Local corporations also did not meet their objective, a surplus of 0.1%, and closed the year with a negative balance of 0.09%. On the other hand, the deviation from Social Security, of 0.56% of GDP, was in line with what was expected. The central Administration endured the largest correction, of one percentage point, allowing the reduction of the Red numbers of all public administrations to 3.7% of GDP, compared to the 3.9% expected. This year, the Government must undertake a further cut to reduce the gap to the 3% required by Brussels.

Taxes, salaries and transfers

Various factors have influenced the slow correction of the regional deficit, such as the evolution of the non-financial resources available to the territories. These have gone from the 223,523 million registered in 2022 to 236,453 million in 2023, an increase of 5.8% that is explained, among other causes, by the increase in income obtained through taxation. However, the volume of non-financial jobs has also grown to 249,707 million, which causes the aforementioned hole of 13,254 million euros.

Returns via taxes stood at 86,818 million euros last year, 10,000 million more than those achieved in 2023. In this section, however, there are notable differences depending on each figure. While taxes on capital and on production and imports have fallen by 5.6% and 2.4% annually, respectively, taxes on income and wealth have skyrocketed with an increase of more than 20%, from 53,633 to 64,507 million euros.

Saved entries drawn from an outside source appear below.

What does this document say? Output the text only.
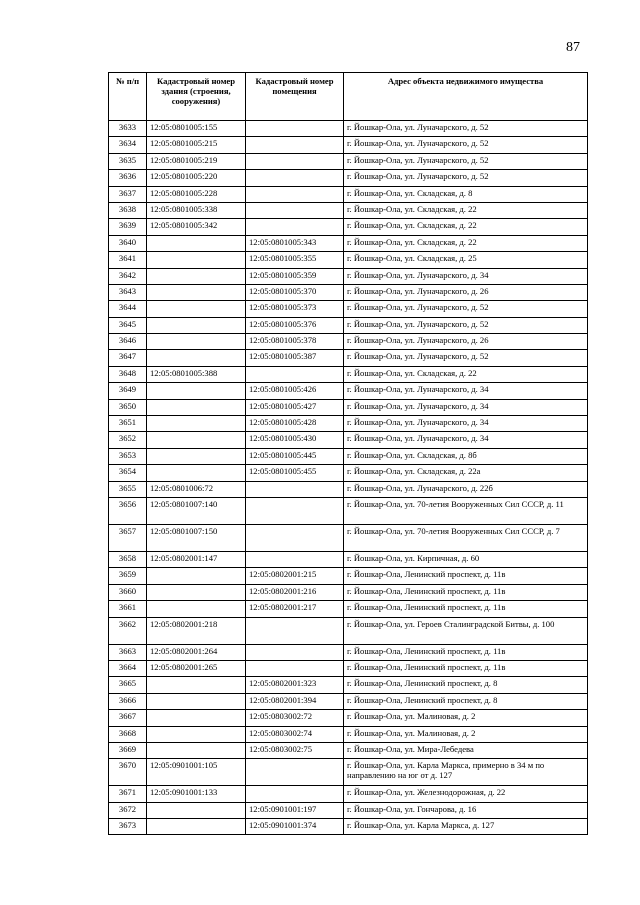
87
№ п/п	Кадастровый номер здания (строения, сооружения)	Кадастровый номер помещения	Адрес объекта недвижимого имущества
3633	12:05:0801005:155		г. Йошкар-Ола, ул. Луначарского, д. 52
3634	12:05:0801005:215		г. Йошкар-Ола, ул. Луначарского, д. 52
3635	12:05:0801005:219		г. Йошкар-Ола, ул. Луначарского, д. 52
3636	12:05:0801005:220		г. Йошкар-Ола, ул. Луначарского, д. 52
3637	12:05:0801005:228		г. Йошкар-Ола, ул. Складская, д. 8
3638	12:05:0801005:338		г. Йошкар-Ола, ул. Складская, д. 22
3639	12:05:0801005:342		г. Йошкар-Ола, ул. Складская, д. 22
3640		12:05:0801005:343	г. Йошкар-Ола, ул. Складская, д. 22
3641		12:05:0801005:355	г. Йошкар-Ола, ул. Складская, д. 25
3642		12:05:0801005:359	г. Йошкар-Ола, ул. Луначарского, д. 34
3643		12:05:0801005:370	г. Йошкар-Ола, ул. Луначарского, д. 26
3644		12:05:0801005:373	г. Йошкар-Ола, ул. Луначарского, д. 52
3645		12:05:0801005:376	г. Йошкар-Ола, ул. Луначарского, д. 52
3646		12:05:0801005:378	г. Йошкар-Ола, ул. Луначарского, д. 26
3647		12:05:0801005:387	г. Йошкар-Ола, ул. Луначарского, д. 52
3648	12:05:0801005:388		г. Йошкар-Ола, ул. Складская, д. 22
3649		12:05:0801005:426	г. Йошкар-Ола, ул. Луначарского, д. 34
3650		12:05:0801005:427	г. Йошкар-Ола, ул. Луначарского, д. 34
3651		12:05:0801005:428	г. Йошкар-Ола, ул. Луначарского, д. 34
3652		12:05:0801005:430	г. Йошкар-Ола, ул. Луначарского, д. 34
3653		12:05:0801005:445	г. Йошкар-Ола, ул. Складская, д. 8б
3654		12:05:0801005:455	г. Йошкар-Ола, ул. Складская, д. 22а
3655	12:05:0801006:72		г. Йошкар-Ола, ул. Луначарского, д. 22б
3656	12:05:0801007:140		г. Йошкар-Ола, ул. 70-летия Вооруженных Сил СССР, д. 11
3657	12:05:0801007:150		г. Йошкар-Ола, ул. 70-летия Вооруженных Сил СССР, д. 7
3658	12:05:0802001:147		г. Йошкар-Ола, ул. Кирпичная, д. 60
3659		12:05:0802001:215	г. Йошкар-Ола, Ленинский проспект, д. 11в
3660		12:05:0802001:216	г. Йошкар-Ола, Ленинский проспект, д. 11в
3661		12:05:0802001:217	г. Йошкар-Ола, Ленинский проспект, д. 11в
3662	12:05:0802001:218		г. Йошкар-Ола, ул. Героев Сталинградской Битвы, д. 100
3663	12:05:0802001:264		г. Йошкар-Ола, Ленинский проспект, д. 11в
3664	12:05:0802001:265		г. Йошкар-Ола, Ленинский проспект, д. 11в
3665		12:05:0802001:323	г. Йошкар-Ола, Ленинский проспект, д. 8
3666		12:05:0802001:394	г. Йошкар-Ола, Ленинский проспект, д. 8
3667		12:05:0803002:72	г. Йошкар-Ола, ул. Малиновая, д. 2
3668		12:05:0803002:74	г. Йошкар-Ола, ул. Малиновая, д. 2
3669		12:05:0803002:75	г. Йошкар-Ола, ул. Мира-Лебедева
3670	12:05:0901001:105		г. Йошкар-Ола, ул. Карла Маркса, примерно в 34 м по направлению на юг от д. 127
3671	12:05:0901001:133		г. Йошкар-Ола, ул. Железнодорожная, д. 22
3672		12:05:0901001:197	г. Йошкар-Ола, ул. Гончарова, д. 16
3673		12:05:0901001:374	г. Йошкар-Ола, ул. Карла Маркса, д. 127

Within this last heading, personal income tax stands out, with an increase in its volume of almost 21%, which translates into a total figure of 62,565 million, of which 55,541 million correspond to payments on account made by the State. It so happens that the income from this tax has grown in a year marked by regional tax reductions, something that is explained by the delay with which the disbursements made by the State to the territories operate, and which occur after the final settlement of the financial year in question, two years later. That is, it will be from 2024 onwards that the effects of the tax cuts implemented in 2022 will begin to be felt, when the inflationary crisis began.

In taxes, equity also stands out, although for the opposite reason, with income of 1,364 million, 7% less. Among other reasons, this is due to the regulatory changes made by several autonomous communities by setting bonuses on the tax rate of 50% and 100%.

Another section refers to non-financial jobs, in which headings such as transfers received from other public administrations stand out, which stand at 126,186 million (+3.3% annually). In this subgroup, the most representative are those received by the State, which reach 106,140 million (+2.5%). This evolution is due to the increase in payments received by the financing system, which went from 80,306 to 88,835 million. Of this amount, 80,498 million correspond to payments on account for 2023 and another 8,337 million correspond to the final settlement of the 2021 financing system —excluding personal income tax—.

These increases have been offset, in part, by the decrease in transfers received outside the system, which fell from 23,225 to 17,305 million euros from one year to the next.

Other striking indicators that influence the evolution of the deficit are the remuneration of employees, which shows a growth of 6% – up to 101,601 million – mainly due to the 3% salary increase for civil servants. Interests also stand out, which skyrocket by more than 70% to 6,468 million due to the rise in rates and its effects on loans from the Financing Fund to Autonomous Communities. Other points cannot be forgotten, such as subsidies for certain products and services, paid in part by regional governments. Among others, the 30% discounts on public transport stand out.